Mascagni, la memoria del partigiano forestiero

Mascagni, la memoria del partigiano forestiero

di Paolo Ghezzi

«Mi si dice che non essendo trentino non sono in grado di comprendere i problemi della provincia e delle sue popolazioni». È il novembre 1944, sesto inverno di guerra, e il ventisettenne Andrea Mascagni, pisano di San Miniato, nome da partigiano Fausto Corsi, è il rappresentante del Partito comunista nel Cln (Comitato di liberazione nazionale) di Trento.

Chi ne chiede la sostituzione, con garbo democristiano ma con marcato pregiudizio etnico, è Nilo Piccoli, cattolico e trentino purosangue, che sarà sindaco di Trento nel dopoguerra.
L’aquila di San Venceslao assegnata dalla presidenza del consiglio provinciale di Trento alla memoria di Andrea Mascagni a cent’anni dalla nascita - per i suoi grandi meriti resistenziali, sociali, politici, culturali, musicali - ha anche il sapore di un risarcimento per quello «schiaffo» trentinistico del 1944.

Un comunista, specie poco diffusa in Trentino, e per giunta un comunista toscano. Eppure uno che, per sopravvivere in clandestinità ricercatissimo dalla Gestapo, aveva conosciuto meglio degli autoctoni non pochi luoghi del Trentino: non solo le città di Trento e Bolzano, ma anche Predazzo, Cavalese e i boschi della val di Fiemme e della val Cadino dove agiva il più organizzato ma pur sempre esiguo gruppo partigiano; le rocce del Brenta sopra Molveno dove avevano nascosto, con l’aiuto di un aviatore americano, una stazione radio; il bunker-rifugio mimetizzato a passo San Giovanni presso Riva del Garda; Avio; Ponte Arche e il Lomaso; Spormaggiore e la Val di Non.
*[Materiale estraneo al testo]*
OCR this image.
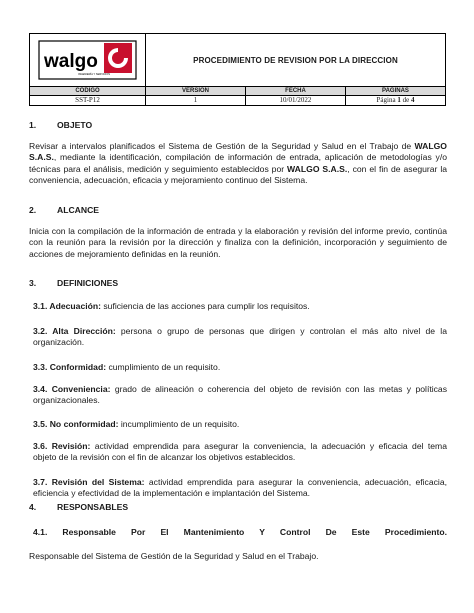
walgo
INGENIERÍA Y SERVICIOS	PROCEDIMIENTO DE REVISION POR LA DIRECCION		
CODIGO	VERSION	FECHA	PAGINAS
SST-P12	1	10/01/2022	Página 1 de 4

1. OBJETO

Revisar a intervalos planificados el Sistema de Gestión de la Seguridad y Salud en el Trabajo de WALGO S.A.S., mediante la identificación, compilación de información de entrada, aplicación de metodologías y/o técnicas para el análisis, medición y seguimiento establecidos por WALGO S.A.S., con el fin de asegurar la conveniencia, adecuación, eficacia y mejoramiento continuo del Sistema.

2. ALCANCE

Inicia con la compilación de la información de entrada y la elaboración y revisión del informe previo, continúa con la reunión para la revisión por la dirección y finaliza con la definición, incorporación y seguimiento de acciones de mejoramiento definidas en la reunión.

3. DEFINICIONES

3.1. Adecuación: suficiencia de las acciones para cumplir los requisitos.

3.2. Alta Dirección: persona o grupo de personas que dirigen y controlan el más alto nivel de la organización.

3.3. Conformidad: cumplimiento de un requisito.

3.4. Conveniencia: grado de alineación o coherencia del objeto de revisión con las metas y políticas organizacionales.

3.5. No conformidad: incumplimiento de un requisito.

3.6. Revisión: actividad emprendida para asegurar la conveniencia, la adecuación y eficacia del tema objeto de la revisión con el fin de alcanzar los objetivos establecidos.

3.7. Revisión del Sistema: actividad emprendida para asegurar la conveniencia, adecuación, eficacia, eficiencia y efectividad de la implementación e implantación del Sistema.

4. RESPONSABLES

4.1. Responsable Por El Mantenimiento Y Control De Este Procedimiento.

Responsable del Sistema de Gestión de la Seguridad y Salud en el Trabajo.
Parecchi i trentini che, nonostante non fossero comunisti, aiutarono il Corsi a nascondersi.

In queste settimane in cui i notiziari ci forniscono svariati esempi di rigurgiti neofascisti, dal saluto romano a Marzabotto alla testata di Ostia, e una parte degli italiani rivalutano manganelli e razzismo mentre troppi europei (non solo a Varsavia) si riscoprono suprematisti e antisemiti, andrebbe riletta nelle scuole l’asciutta, antiretorica relazione di Mascagni-Corsi sulla sua storia partigiana (è pubblicata, insieme a parecchie altre, nel libro della Temi «Testimonianze» a cura di Vincenzo Calì e Paola Bernardi).

Mascagni, che è stato parlamentare e riformatore della musica e si è impegnato sempre in coerenza con la sua scelta del 1943, ci ricorda che il Trentino (e ancor meno l’Alto Adige-Sudtirolo, per evidenti ragioni storico-politiche) non ha fatto i conti, fino in fondo, né con la propria fragile ma eroica storia resistenziale né con i suoi rapporti col regime fascista. Non si è compresa, fino in fondo, la natura del totalitarismo. Il fascismo è stato visto, «riduttivamente, come disordine, improvvisazione, cattiva amministrazione, negazione di tradizioni e di libertà sostanzialmente marginali, ma fortemente radicate nell’animo della gente».

Invece il giovane Mascagni, nato l’anno della rivoluzione bolscevica, aveva letto appassionatamente Marx, Lenin, Stalin e non voleva solo cacciare fascisti e nazisti ma cambiare il mondo.
Per questo ha rischiato la vita, nella resistenza. Per questo l’ha rischiata quella che diventerà sua moglie, Nella Lilli, classe 1921, un’altra non trentina (era alessandrina), arrestata due volte, che coraggiosamente resistette (rimettendoci l’udito) agli interrogatori dei volonterosi carnefici dei dittatori. Nel libro «Testimonianze» non poteva mancare la sua voce. Le sue parole finali sembrano scritte per l’oggi e andrebbero rilette da chi propaganda l’astensione dal voto come un bel gesto politico di protesta contro «i partiti che fanno tutti egualmente schifo».

Fu «un’esperienza - la resistenza - che consente di rivolgere un ammonimento a chi disprezza la politica e che in effetti la subisce. A costoro diciamo: partecipate al confronto delle idee, diversamente sarà la politica di pochi, una cattiva politica, che si occuperà di voi. Quando ve ne accorgerete sarà troppo tardi».